Speaking at the annual Labour Party conference last Tuesday, here’s a bit of what Prime Minister Tony Blair said about he ongoing war in Iraq and his critics at home:
“I know there are people, good people, who disagreed with the decision to remove Saddam by force. Yes, several hundred people stoned British troops in Basra. Yes, several thousand run the terrorist insurgency around Baghdad. And yes, as a result of the fighting, innocent people tragically died. The way to stop the innocent dying is not to retreat, to withdraw, to hand these people over to the mercy of religious fanatics or relics of Saddam, but to stand up for their right to decide their government in the same democratic way the British people do.”

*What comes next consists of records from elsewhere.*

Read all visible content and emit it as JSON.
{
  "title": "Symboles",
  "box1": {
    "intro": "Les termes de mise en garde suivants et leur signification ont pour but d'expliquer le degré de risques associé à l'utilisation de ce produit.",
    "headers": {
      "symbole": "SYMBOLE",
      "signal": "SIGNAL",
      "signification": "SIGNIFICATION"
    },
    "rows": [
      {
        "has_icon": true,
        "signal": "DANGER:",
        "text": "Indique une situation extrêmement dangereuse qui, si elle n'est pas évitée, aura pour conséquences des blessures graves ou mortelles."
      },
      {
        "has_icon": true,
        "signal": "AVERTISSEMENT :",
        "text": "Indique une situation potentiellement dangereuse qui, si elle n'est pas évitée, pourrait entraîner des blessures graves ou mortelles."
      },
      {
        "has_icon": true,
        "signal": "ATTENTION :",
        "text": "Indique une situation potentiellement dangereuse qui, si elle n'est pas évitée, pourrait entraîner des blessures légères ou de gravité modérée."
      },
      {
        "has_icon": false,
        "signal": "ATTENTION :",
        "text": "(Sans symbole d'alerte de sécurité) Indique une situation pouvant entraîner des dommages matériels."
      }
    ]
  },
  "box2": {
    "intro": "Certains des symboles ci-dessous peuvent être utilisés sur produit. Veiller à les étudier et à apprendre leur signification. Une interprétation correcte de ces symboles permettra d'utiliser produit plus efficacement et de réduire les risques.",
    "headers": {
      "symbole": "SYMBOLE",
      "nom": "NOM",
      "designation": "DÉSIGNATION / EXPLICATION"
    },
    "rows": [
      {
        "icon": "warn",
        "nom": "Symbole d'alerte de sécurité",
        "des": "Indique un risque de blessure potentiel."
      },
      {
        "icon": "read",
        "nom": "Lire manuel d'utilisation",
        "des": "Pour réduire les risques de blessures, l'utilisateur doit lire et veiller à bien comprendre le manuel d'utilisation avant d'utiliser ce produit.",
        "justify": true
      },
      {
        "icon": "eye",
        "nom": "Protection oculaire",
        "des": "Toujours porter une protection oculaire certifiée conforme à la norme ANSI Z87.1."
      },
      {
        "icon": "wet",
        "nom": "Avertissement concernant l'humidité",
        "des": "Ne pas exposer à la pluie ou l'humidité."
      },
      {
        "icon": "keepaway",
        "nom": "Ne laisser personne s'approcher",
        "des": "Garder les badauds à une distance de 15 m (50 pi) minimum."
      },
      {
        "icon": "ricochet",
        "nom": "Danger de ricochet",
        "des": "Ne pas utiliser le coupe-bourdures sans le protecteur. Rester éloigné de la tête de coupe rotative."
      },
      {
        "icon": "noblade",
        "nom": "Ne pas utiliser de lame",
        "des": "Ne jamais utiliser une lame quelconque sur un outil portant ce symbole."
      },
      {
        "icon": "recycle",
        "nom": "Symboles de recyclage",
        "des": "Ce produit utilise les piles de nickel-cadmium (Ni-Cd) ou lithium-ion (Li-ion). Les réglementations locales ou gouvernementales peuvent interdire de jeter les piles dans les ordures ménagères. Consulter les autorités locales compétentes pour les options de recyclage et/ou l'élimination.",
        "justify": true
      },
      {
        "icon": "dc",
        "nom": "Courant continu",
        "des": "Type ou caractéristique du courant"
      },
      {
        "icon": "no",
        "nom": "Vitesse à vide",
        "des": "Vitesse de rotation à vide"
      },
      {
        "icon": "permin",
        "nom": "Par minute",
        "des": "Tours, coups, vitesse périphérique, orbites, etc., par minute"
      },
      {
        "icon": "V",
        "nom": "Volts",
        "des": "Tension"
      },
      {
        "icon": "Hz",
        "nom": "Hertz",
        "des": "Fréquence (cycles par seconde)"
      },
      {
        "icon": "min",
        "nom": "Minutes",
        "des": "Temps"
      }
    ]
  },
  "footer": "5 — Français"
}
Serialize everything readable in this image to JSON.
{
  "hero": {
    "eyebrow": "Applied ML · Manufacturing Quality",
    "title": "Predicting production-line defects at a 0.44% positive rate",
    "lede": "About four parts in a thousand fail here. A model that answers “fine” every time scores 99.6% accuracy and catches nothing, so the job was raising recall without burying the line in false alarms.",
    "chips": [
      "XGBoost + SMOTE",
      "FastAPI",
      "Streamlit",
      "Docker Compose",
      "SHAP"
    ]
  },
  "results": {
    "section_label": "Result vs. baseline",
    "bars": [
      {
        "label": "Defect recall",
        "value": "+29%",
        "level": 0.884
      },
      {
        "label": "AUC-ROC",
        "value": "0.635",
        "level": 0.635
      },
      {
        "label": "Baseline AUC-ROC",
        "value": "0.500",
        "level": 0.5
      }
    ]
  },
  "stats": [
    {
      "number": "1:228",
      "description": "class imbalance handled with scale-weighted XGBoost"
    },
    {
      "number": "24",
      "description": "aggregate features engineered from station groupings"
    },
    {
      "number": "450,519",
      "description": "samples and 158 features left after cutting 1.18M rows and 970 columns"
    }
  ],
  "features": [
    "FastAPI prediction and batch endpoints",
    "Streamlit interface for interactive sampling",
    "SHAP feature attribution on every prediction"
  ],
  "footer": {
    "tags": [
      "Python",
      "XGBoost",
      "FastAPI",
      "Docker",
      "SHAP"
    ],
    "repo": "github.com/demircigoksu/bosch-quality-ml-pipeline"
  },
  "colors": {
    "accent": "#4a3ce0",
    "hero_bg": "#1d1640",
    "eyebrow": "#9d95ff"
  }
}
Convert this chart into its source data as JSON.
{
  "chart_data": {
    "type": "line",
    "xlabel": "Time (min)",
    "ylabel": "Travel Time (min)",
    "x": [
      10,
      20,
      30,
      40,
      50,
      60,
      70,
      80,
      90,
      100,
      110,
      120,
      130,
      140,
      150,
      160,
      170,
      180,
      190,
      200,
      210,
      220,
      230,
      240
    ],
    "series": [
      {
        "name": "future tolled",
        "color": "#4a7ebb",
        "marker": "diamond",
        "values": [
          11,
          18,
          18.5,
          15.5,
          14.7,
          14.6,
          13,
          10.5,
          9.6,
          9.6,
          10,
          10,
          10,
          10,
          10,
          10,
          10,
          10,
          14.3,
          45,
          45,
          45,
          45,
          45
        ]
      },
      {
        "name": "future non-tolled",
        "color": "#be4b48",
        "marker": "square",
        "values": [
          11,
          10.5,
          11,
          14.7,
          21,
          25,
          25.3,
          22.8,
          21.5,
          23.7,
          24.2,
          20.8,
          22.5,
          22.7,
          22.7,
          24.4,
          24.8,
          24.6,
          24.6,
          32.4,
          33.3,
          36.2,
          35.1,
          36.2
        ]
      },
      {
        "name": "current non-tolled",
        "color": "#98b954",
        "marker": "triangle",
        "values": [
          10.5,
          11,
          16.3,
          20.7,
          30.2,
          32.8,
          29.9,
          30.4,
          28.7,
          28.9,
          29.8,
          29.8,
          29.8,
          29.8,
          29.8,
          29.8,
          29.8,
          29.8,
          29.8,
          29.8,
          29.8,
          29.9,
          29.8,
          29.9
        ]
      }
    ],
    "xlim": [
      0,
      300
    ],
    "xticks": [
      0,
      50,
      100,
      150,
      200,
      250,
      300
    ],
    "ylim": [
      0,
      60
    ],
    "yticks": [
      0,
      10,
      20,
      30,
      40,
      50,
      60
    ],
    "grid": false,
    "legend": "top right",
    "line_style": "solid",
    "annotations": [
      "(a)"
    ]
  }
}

Blair also defended his partnership with President Bush, saying “Britain should remain the strongest ally of the United States.” “I never doubted after Sept. 11 that our place was alongside America and I don’t doubt it now. And for a very simple reason,” he said. “Terrorism struck most dramatically in New York but it was aimed then and is aimed now at us all, at our way of life.”

I remember when Tony Blair attended President Bush’s address to a Joint Session of Congress a few days after 9/11. I remember thinking how that was a *true* ally. In those uncertain days when we expected the next attack would come soon,he was right there in the biggest bulls-eye on the planet, even though he didn’t have to be.
I read this last night, excellent piece by George Will along the same lines.
It is excellent and states why we have to do what we do to fight terrorism.